A nice teaser can be found at: http://learners.gsfc.nasa.gov/mediaviewer/Lookingforlifeintro/. In addition to the feature, the new Passport to Knowledge also provides curriculum materials for teachers and students that take advantage of three NASA Learning Technology (NLT) tools:
1) The "Virtual Field Trip" allows students to explore selected field trip locations using spherical panoramic footage of a field site. Students are able to "look around" a 360-degree view of the environment and along the way, access videos where experts explain what they are seeing. Experts note points of interest, and students can jump from one location to another as they explore. Once they've started the "Virtual Field Trip," students can take an even closer look using the other two NLT other tools. A focus of the Virtual Fieldtrip for the "Looking for Life" adventure is the Pilbara region of western Austraila, site of the oldest known stromaolites and cellular fossils on Earth. This field trip was filmed during an international expedition to the Pilbara held last summer which was attended by Bruce Runnegar and Rose Grymes of the NAI, as well as one of your SETI folks - Seth Shostak. The "Virtual Lab" includes a suite of simulated microscopes that allow students to study the closeup features of rocks "back in the lab". Actual samples from a 3.5-billion-year-old stromatolite and modern-day microbial mats were scanned into electronic files, and can be explored by students using the virtual microscopes. For example, students can compare 3.5- billion-year-old fossils with samples of modern stromatolites.
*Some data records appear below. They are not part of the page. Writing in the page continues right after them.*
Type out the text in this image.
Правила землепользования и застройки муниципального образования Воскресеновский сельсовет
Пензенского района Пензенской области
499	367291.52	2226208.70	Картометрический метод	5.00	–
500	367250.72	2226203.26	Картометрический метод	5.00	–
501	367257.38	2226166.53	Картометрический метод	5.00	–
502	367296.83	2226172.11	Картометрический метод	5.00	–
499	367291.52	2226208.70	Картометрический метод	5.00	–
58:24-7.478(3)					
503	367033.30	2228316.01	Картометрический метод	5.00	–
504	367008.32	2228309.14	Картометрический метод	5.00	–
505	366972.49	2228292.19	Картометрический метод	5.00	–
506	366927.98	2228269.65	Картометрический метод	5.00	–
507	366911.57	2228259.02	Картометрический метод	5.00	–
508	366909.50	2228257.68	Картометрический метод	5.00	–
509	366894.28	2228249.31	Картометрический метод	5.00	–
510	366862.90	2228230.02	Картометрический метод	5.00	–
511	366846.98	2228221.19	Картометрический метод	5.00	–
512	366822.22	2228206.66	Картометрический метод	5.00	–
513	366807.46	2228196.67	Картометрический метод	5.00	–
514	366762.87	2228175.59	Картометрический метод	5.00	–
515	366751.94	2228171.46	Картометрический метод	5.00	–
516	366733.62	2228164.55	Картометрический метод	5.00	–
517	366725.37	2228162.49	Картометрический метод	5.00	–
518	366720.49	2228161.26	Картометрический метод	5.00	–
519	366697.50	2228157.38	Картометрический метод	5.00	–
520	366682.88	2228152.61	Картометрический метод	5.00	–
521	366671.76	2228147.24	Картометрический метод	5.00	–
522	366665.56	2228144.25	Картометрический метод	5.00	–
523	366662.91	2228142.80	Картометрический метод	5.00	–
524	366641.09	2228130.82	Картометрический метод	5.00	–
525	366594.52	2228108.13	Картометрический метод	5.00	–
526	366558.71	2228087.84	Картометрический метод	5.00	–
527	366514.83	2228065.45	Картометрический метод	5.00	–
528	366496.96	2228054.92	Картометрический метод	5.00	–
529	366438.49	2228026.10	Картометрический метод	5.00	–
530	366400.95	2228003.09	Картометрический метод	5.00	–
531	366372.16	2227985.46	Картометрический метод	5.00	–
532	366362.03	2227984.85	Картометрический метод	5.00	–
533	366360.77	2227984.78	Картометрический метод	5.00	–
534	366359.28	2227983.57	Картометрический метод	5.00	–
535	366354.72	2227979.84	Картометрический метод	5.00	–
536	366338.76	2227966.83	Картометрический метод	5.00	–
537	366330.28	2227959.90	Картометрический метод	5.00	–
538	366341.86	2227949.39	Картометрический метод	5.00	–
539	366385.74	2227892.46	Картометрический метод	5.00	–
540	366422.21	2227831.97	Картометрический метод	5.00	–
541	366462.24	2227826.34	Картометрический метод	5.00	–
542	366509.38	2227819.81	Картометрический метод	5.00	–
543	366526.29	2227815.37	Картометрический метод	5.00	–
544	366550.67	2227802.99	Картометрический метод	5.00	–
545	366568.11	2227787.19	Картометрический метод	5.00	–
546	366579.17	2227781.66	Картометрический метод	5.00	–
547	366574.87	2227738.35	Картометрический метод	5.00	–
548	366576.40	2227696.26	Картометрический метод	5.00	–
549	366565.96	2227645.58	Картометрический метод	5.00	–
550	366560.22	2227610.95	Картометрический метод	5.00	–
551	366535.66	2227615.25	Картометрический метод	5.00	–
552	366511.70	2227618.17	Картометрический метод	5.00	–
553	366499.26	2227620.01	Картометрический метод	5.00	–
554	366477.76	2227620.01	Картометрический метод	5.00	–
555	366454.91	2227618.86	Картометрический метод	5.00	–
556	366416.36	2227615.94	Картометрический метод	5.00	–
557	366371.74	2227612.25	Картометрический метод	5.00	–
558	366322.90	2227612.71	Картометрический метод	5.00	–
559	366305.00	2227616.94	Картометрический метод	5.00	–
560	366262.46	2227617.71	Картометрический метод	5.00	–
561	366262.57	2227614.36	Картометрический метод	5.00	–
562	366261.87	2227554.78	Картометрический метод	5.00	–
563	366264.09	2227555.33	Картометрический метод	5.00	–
3) NLT's "What's the Difference" tool helps students compare the details of microscopic images, with the modern and ancient environments of the Pilbara and Mars.
All of these NLT curriculum elements are accessible through the NASA Quest Web site.
A brief description of the "Looking for Life" special is given below:
Is life on Earth unique? Are humans the only intelligent beings in the universe? These are some of the deepest and most ancient of questions. Now, for the first time, we have the tools and technology to begin probing for the answers. Scientists believe these answers lie untouched in some of the most exotic and dramatic sites on our home planet. "Looking for Life" takes viewers to these distant locations for the most current reports on this exciting scientific frontier.
In the rust-red Pilbara desert of Western Australia, an international team of NASA and university researchers looks at ancient rocks to see if they offer unambiguous evidence of life on Earth as long as 3.5 billion years ago. At Shark Bay, a young graduate student dives in chilly waters to sample stromatolites, "living fossils" that may resemble early life-forms. In the startling red and yellow waters of Spain's Rio Tinto, an intrepid cameraman ventures underwater to photograph the rich organisms found in some of the most acidic streams on Earth. Nearby a NASA team tests a prototype drill that could be deployed to Mars or to Jupiters mysterious moon, Europa. North of the Arctic Circle, researchers from Indiana University look for life deep underground in the Lupin Mine. South of the Equator, far up in the Bolivian Andes, NASA's Nathalie Cabrol dives in the highest waters on Earth, whose salty shores resemble the ancient lakes recently found on Mars by NASA's rovers, Spirit and Opportunity. She finds organisms thriving in an environment of extreme cold and dangerous levels of radiation.
Special Airs on NASA Select:
Thursday, May 25, 2006
8:00-9:00 a.m., 4:00-5:00 p.m. and 8:00-9:00 p.m.
Saturday, May 27, 2006
8:00-9:00 a.m. and 4:00-5:00 p.m.
For PBS broadcasts, see local listings.